CDC Official Confirms: Nation Faces Flu Pandemic
Rep. Henry Waxman (D-Calif), the Ranking Member of the House Government Reform Committee, grilled a Centers for Disease Control official about the Bush Administration's cuts in public health at a time that the nation is facing a flu pandemic. During committee hearings on pandemic readiness June 30, Waxman demanded of Dr. James Leduc, Director, National Center for Infectious Disease: "You note that the same labs, the same health-care providers, the same surveillance system, the same health departments and personnel, will guide responses to both a pandemic flu and an annual influenza. I am concerned that the administration is proposing to cut support for local and state health departments by $130 million. These cuts are proposed at exactly the wrong time. Why are we reducing the ability of state and local health department to respond to a potential pandemic when health experts say the risks of pandemic are increasing? And, given the threat of a pandemic flu, would it be responsive for Congress to increase support of state and local health departments?"
Leduc replied: "Well Sir, I wholeheartedly support those comments. And I couldn't agree more with your observations. I would just offer a hearty 'Yes, Sir' that these are, in fact, very serious issues.... The threat of pandemic influenza and annual flu are just examples of broader issues of emerging infectious diseases, many, many infectious diseases, that are facing the nation. And clearly, we need a strong capacity at the state and local level to address these issues as a nation."
U.S. Government Did Not Order Anti-Virals
The U.S. Government could have ordered anti-virals last year, but did not, according to George Abercrombie, President, CEO of Hoffman-LaRoche, Inc., testifying before the House Committee on Government Reform June. 30. Abercrombie told the committee that he and people from the pharmaceutical firm Roche Laboratories met with senior officials from the U.S. Centers for Prevention and Disease Control (CDC), the Department of Health and Human Services, and Members of Congress, and that, "We all agreed we needed a stockpile [of antivirals for avian influenza]." But, Abercrombie told the hearing, no order or commitment for anti-virals for a stockpile came, even though his firm could have provided tens of millions of courses of therapy for the country, had the U.S. placed an ordered last year.
Other countries placed their orders first. Since 2003, his company has been working 24/7, and has increased production eight-fold. The U.S. has only stockpiled enough anti-viral medication for 2% of its population, while France, Finland, Norway, Switzerland, New Zealand, and Portugal have purchased enough for between 20% to 40% of their populations.

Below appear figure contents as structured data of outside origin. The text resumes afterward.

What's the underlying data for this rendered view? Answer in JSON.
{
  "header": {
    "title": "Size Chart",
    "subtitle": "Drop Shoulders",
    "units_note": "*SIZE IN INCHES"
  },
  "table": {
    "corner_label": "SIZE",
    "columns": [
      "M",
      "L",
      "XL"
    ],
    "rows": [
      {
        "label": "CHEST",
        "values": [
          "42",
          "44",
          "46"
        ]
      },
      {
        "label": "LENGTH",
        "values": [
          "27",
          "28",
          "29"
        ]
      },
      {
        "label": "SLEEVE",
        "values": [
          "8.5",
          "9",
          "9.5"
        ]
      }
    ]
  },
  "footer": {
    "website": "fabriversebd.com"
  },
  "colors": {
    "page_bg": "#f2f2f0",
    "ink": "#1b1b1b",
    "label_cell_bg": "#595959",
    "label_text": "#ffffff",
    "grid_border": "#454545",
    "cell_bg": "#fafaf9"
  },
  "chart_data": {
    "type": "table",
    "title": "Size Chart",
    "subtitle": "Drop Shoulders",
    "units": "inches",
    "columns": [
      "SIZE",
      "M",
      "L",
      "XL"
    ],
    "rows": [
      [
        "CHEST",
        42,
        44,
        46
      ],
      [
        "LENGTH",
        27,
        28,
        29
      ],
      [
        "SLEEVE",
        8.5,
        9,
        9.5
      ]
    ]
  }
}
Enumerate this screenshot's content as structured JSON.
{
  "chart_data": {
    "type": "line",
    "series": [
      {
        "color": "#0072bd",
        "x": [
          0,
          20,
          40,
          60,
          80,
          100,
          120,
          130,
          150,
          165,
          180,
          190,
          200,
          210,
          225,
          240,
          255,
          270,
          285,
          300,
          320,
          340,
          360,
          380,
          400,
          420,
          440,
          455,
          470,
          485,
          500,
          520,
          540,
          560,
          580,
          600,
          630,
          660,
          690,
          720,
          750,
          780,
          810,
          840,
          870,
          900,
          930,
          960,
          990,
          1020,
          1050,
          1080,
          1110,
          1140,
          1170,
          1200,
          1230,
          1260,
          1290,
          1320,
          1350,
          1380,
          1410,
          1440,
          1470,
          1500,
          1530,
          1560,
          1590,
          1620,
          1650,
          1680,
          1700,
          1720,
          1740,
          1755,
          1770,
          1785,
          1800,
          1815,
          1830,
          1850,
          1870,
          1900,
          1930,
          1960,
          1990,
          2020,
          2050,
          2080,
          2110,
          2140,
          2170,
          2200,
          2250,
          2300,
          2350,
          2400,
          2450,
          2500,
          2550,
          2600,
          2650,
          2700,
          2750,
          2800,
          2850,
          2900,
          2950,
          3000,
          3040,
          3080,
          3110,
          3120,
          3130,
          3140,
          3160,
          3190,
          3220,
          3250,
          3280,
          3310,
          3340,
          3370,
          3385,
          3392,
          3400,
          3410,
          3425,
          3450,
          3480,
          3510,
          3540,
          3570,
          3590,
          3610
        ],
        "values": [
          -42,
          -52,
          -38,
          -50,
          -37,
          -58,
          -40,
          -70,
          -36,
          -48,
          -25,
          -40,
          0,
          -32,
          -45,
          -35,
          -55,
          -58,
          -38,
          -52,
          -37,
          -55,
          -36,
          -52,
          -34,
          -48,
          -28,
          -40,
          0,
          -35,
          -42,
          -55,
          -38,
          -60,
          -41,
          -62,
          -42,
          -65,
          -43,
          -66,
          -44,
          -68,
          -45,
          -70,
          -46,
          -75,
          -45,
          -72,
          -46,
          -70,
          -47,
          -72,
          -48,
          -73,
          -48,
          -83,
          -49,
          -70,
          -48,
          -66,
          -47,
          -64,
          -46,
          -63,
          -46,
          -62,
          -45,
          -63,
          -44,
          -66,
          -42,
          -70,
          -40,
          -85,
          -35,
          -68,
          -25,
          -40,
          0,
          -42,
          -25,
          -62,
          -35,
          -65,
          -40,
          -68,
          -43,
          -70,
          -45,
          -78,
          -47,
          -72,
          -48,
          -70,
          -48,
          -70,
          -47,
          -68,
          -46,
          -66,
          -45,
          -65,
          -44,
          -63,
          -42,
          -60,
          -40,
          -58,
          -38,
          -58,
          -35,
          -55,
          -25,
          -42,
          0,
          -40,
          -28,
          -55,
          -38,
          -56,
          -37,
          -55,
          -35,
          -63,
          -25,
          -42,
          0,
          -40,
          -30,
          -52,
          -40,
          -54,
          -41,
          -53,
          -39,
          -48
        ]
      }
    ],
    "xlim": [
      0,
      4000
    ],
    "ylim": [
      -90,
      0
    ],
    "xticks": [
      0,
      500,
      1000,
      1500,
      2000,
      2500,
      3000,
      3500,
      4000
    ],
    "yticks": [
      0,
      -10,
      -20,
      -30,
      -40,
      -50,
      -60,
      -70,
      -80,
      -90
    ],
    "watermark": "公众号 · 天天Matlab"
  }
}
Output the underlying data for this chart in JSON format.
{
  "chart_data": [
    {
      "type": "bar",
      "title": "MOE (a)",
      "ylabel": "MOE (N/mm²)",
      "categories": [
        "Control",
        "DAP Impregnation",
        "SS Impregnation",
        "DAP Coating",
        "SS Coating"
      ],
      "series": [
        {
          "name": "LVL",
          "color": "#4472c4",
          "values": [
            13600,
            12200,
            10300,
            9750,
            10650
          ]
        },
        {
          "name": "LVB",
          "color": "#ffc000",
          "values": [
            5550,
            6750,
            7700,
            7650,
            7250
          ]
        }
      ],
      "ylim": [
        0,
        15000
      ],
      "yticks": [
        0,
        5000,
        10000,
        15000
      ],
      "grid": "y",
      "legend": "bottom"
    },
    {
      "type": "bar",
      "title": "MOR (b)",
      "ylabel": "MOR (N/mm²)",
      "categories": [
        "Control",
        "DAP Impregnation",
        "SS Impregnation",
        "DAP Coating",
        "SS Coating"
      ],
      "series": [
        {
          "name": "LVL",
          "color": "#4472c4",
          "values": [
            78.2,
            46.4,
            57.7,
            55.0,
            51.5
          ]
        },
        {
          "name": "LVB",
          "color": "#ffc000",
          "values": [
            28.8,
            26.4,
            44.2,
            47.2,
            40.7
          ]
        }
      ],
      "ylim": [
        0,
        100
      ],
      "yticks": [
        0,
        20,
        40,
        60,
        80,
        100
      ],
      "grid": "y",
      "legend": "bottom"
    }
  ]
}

Mobile-Home Prices Exceed $1 Million in Southern California
A two-bedroom, two-bath trailer perched on a lot in Malibu, Calif. is selling for $1.4 million, while two other mobile homes sold in the area recently for $1.3 million and $1.1 million, USA Today reported July 6. And another, at $1.8 million is in escrow. At the same time, prices on such "mobile villas" in Key West, Fla. top $500,000. Worse, since trailer buyers don't own the land, they pay "space rent"as high as, or higher than many mortgages in other parts of the U.S. On the $1.4 million trailer, for example, space rent is $2,700 per month.